I don’t know what exact mixture of childhood experiences, parenting, having grown up in the U S of A pre-love-for-ethnic-names, having grown up in a pre-dominantly EAsian community filled to the brim with children struggling to navigate the complexities of identity led to the mindset above. But whatever the sponge that was my brain during my childhood years absorbed led to an overwhelming fear and I spent the next decade coming up with new names every time I felt that I had outgrown a blog or social media account.

For an extended period of time, I used to be eriasop on Twitter. I then became Cerisa when I wanted to pursue acting. At one point, everything was some version of Roxanne. But now it’s just Ru-Ping 😀


I don’t normally spend a lot of time on Tiktok but I’ve been watching a lot of Tiktoks relating to “friendships lessons learned the hard way.” At some point in time, a limiting belief about the ability of the company I kept to celebrate me ruled my life and I created nicknames to hide my accomplishments from these people, because I did not believe it was possible for them to be happy for me. When I discovered this belief, I gave all of them a chance.

Some people have fallen away. Others have gone silent. I’m sure it’s true that some of them have been incredibly sick, others have gotten busy, and some have just decided to not respond to anything in our mutual group chats because they are in crisis. I’m sure there is a compelling reason for all of the above.

But people make time for those they truly care about, and find time for everyone else. I had to learn this the hard in an insanely-painful-manner-that-no-human-being-should-ever-have-to-experience last year, and finally had the courage to do something meaningful about it two months ago.

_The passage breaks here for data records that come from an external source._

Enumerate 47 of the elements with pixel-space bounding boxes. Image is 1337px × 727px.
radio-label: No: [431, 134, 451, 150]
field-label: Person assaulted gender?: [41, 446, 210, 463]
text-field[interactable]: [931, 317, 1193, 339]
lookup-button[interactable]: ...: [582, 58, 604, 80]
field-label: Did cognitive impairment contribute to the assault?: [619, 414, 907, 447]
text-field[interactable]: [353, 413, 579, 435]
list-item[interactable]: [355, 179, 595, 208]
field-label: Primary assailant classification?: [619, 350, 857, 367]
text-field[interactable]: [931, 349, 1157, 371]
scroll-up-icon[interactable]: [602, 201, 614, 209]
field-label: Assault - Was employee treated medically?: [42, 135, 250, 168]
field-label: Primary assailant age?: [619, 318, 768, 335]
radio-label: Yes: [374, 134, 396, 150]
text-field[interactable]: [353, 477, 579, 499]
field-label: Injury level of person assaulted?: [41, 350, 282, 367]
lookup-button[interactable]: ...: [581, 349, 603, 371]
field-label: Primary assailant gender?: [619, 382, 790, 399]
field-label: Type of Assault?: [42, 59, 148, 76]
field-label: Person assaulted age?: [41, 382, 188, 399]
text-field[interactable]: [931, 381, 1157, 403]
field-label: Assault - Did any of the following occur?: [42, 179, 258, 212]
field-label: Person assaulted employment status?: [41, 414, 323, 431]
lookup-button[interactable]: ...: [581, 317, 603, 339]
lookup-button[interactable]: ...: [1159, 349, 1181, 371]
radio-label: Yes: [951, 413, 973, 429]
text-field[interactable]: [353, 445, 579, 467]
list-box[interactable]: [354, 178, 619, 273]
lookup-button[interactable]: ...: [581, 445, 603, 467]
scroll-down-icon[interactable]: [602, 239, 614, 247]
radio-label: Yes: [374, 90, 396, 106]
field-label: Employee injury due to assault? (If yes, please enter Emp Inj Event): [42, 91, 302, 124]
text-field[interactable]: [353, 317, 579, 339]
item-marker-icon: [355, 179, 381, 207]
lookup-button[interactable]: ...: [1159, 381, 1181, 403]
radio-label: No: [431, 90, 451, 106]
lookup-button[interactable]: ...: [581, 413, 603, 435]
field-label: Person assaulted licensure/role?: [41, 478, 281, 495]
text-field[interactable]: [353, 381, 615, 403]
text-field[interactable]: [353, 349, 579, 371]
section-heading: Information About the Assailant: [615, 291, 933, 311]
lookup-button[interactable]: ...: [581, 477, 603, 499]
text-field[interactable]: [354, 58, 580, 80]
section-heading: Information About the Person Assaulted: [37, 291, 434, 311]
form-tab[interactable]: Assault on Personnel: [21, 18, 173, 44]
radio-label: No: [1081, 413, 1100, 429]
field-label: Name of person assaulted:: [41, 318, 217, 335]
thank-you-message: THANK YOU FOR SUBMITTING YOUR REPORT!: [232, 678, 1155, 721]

Old me would have lamented the curse of the eldest daughters of immigrant families who are taught to be responsible for everyone else and to expect the same of no one, not even themselves. As it turns out, feeling the need to be responsible for everyone is a net negative no matter how you spin it and I imagine these next couple of years will be an exercise in identifying what exactly is mine to fix.

In the words of Charlotte Bronte a la Jane Eyre, this is the new me:

“Do you think, because I am poor, obscure, plain and little, I am soulless and heartless? You think wrong! – I have as much soul as you, – and full as much heart! And if God had gifted me with [people who raised me up instead of showing me I had no needs worth fulfilling] some beauty and much wealth, I should have made it as hard for you to leave me, as it is now for me to leave you!”